Furthermore the Withdrawal Agreement is a legal document and the EU sees it as part of EU law not International law. That is shown by the refusal of Article 168 to allow the UK side of the Joint Committee any appeal to international courts outside the EU. Some would see the Withdrawal Agreement as part of International law, and so as a Treaty between two sovereign states, the EU & UK. But by accepting the exclusive settlement by the CJEU of any disputes arising from the WA, the Agreement accepts that the UK is no longer a sovereign state, but merely a region of the EU, subject to the Court of Justice of the EU.
Those who wrote the Withdrawal Agreement (bureaucrats not politicians) see the WA as an EU legal document, and see all disputes in the Joint Committee as over EU law, which must go to the CJEU for settlement. So why waste pages 179 to 194 in Title lll (Dispute Management) with Articles 167-173 & 175-181 on the pointless Arbitration Panel? Clause 1 of Article 174 which hands disputes on the JC over to the CJEU is the only part of those sixteen pages that matters, and it takes up only a third of page 285 (in the 25th November WA).
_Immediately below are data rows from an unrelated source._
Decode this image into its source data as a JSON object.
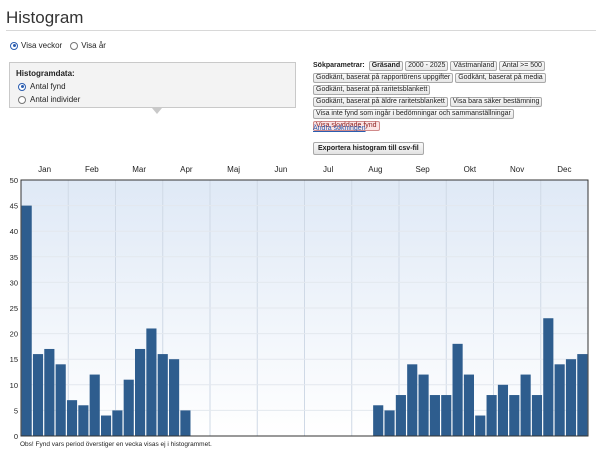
{
  "page": {
    "title": "Histogram"
  },
  "view_toggle": [
    {
      "label": "Visa veckor",
      "checked": true
    },
    {
      "label": "Visa år",
      "checked": false
    }
  ],
  "histogram_data": {
    "heading": "Histogramdata:",
    "options": [
      {
        "label": "Antal fynd",
        "checked": true
      },
      {
        "label": "Antal individer",
        "checked": false
      }
    ]
  },
  "search_params": {
    "label": "Sökparametrar:",
    "chips": [
      {
        "text": "Gräsand",
        "style": "bold"
      },
      {
        "text": "2000 - 2025",
        "style": "normal"
      },
      {
        "text": "Västmanland",
        "style": "normal"
      },
      {
        "text": "Antal >= 500",
        "style": "normal"
      },
      {
        "text": "Godkänt, baserat på rapportörens uppgifter",
        "style": "normal"
      },
      {
        "text": "Godkänt, baserat på media",
        "style": "normal"
      },
      {
        "text": "Godkänt, baserat på raritetsblankett",
        "style": "normal"
      },
      {
        "text": "Godkänt, baserat på äldre raritetsblankett",
        "style": "normal"
      },
      {
        "text": "Visa bara säker bestämning",
        "style": "normal"
      },
      {
        "text": "Visa inte fynd som ingår i bedömningar och sammanställningar",
        "style": "normal"
      },
      {
        "text": "Visa skyddade fynd",
        "style": "red"
      }
    ],
    "change_link": "Ändra sökningen",
    "export_button": "Exportera histogram till csv-fil"
  },
  "footer_note": "Obs! Fynd vars period överstiger en vecka visas ej i histogrammet.",
  "colors": {
    "bar": "#2e5d8e",
    "accent_link": "#2a5db0"
  },
  "chart_data": {
    "type": "bar",
    "months": [
      "Jan",
      "Feb",
      "Mar",
      "Apr",
      "Maj",
      "Jun",
      "Jul",
      "Aug",
      "Sep",
      "Okt",
      "Nov",
      "Dec"
    ],
    "y_ticks": [
      0,
      5,
      10,
      15,
      20,
      25,
      30,
      35,
      40,
      45,
      50
    ],
    "ylim": [
      0,
      50
    ],
    "grid": true,
    "series": [
      {
        "values": [
          45,
          16,
          17,
          14,
          7,
          6,
          12,
          4,
          5,
          11,
          17,
          21,
          16,
          15,
          5,
          0,
          0,
          0,
          0,
          0,
          0,
          0,
          0,
          0,
          0,
          0,
          0,
          0,
          0,
          0,
          0,
          6,
          5,
          8,
          14,
          12,
          8,
          8,
          18,
          12,
          4,
          8,
          10,
          8,
          12,
          8,
          23,
          14,
          15,
          16
        ]
      }
    ]
  }
}
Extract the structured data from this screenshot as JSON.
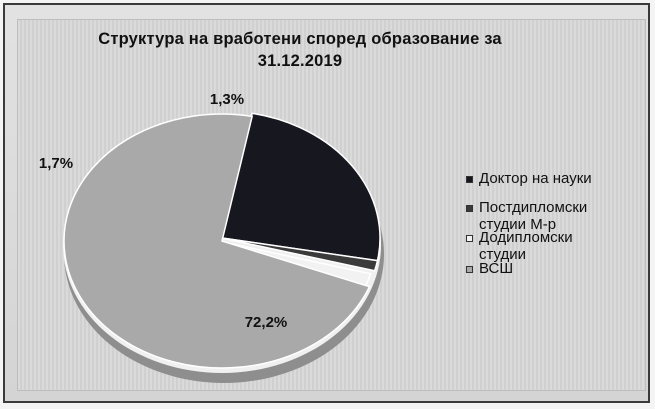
{
  "chart_data": {
    "type": "pie",
    "title_lines": [
      "Структура на вработени според образование  за",
      "31.12.2019"
    ],
    "slices": [
      {
        "name": "Доктор на науки",
        "value": 24.8,
        "label": "",
        "color": "#17171f"
      },
      {
        "name": "Постдипломски студии М-р",
        "value": 1.3,
        "label": "1,3%",
        "color": "#3a3a3a"
      },
      {
        "name": "Додипломски студии",
        "value": 1.7,
        "label": "1,7%",
        "color": "#f2f2f2"
      },
      {
        "name": "ВСШ",
        "value": 72.2,
        "label": "72,2%",
        "color": "#a9a9a9"
      }
    ],
    "legend": [
      {
        "lines": [
          "Доктор на науки"
        ],
        "color": "#17171f"
      },
      {
        "lines": [
          "Постдипломски",
          "студии М-р"
        ],
        "color": "#3a3a3a"
      },
      {
        "lines": [
          "Додипломски",
          "студии"
        ],
        "color": "#f2f2f2"
      },
      {
        "lines": [
          "ВСШ"
        ],
        "color": "#a9a9a9"
      }
    ],
    "legend_position": "right"
  }
}
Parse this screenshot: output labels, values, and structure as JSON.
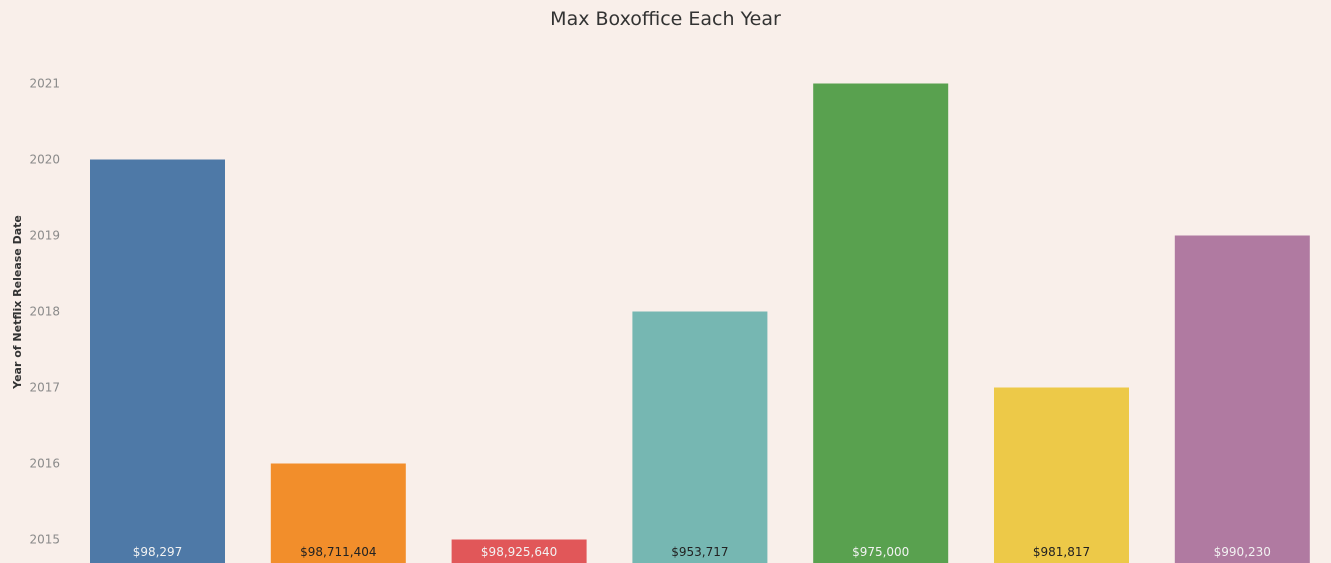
{
  "chart_data": {
    "type": "bar",
    "title": "Max Boxoffice Each Year",
    "xlabel": "",
    "ylabel": "Year of Netflix Release Date",
    "categories": [
      "$98,297",
      "$98,711,404",
      "$98,925,640",
      "$953,717",
      "$975,000",
      "$981,817",
      "$990,230"
    ],
    "values": [
      2020,
      2016,
      2015,
      2018,
      2021,
      2017,
      2019
    ],
    "colors": [
      "#4e79a7",
      "#f28e2b",
      "#e15759",
      "#76b7b2",
      "#59a14f",
      "#edc948",
      "#b07aa1"
    ],
    "label_colors": [
      "#f2f2f2",
      "#222222",
      "#f2f2f2",
      "#222222",
      "#f2f2f2",
      "#222222",
      "#f2f2f2"
    ],
    "yticks": [
      2015,
      2016,
      2017,
      2018,
      2019,
      2020,
      2021
    ],
    "ylim": [
      2014.7,
      2021
    ],
    "grid": false,
    "legend": "none"
  }
}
There are many evils in Mrs May’s misnamed Withdrawal Agreement. But creating the Joint Committee as a dictatorial junta over the UK is by far the worst. So why did Boris Johnson, Jacob Rees-Mogg and Dominic Raab vote for the WA on 29th March? The Department for Exiting the European Union (DEXEU) printed 1300 copies of the WA and sent 1100 to MPs & Peers in Parliament. BJ, JR-M & DR clearly haven’t bothered to read the copies of the Withdrawal Agreement that DEXEU sent to them.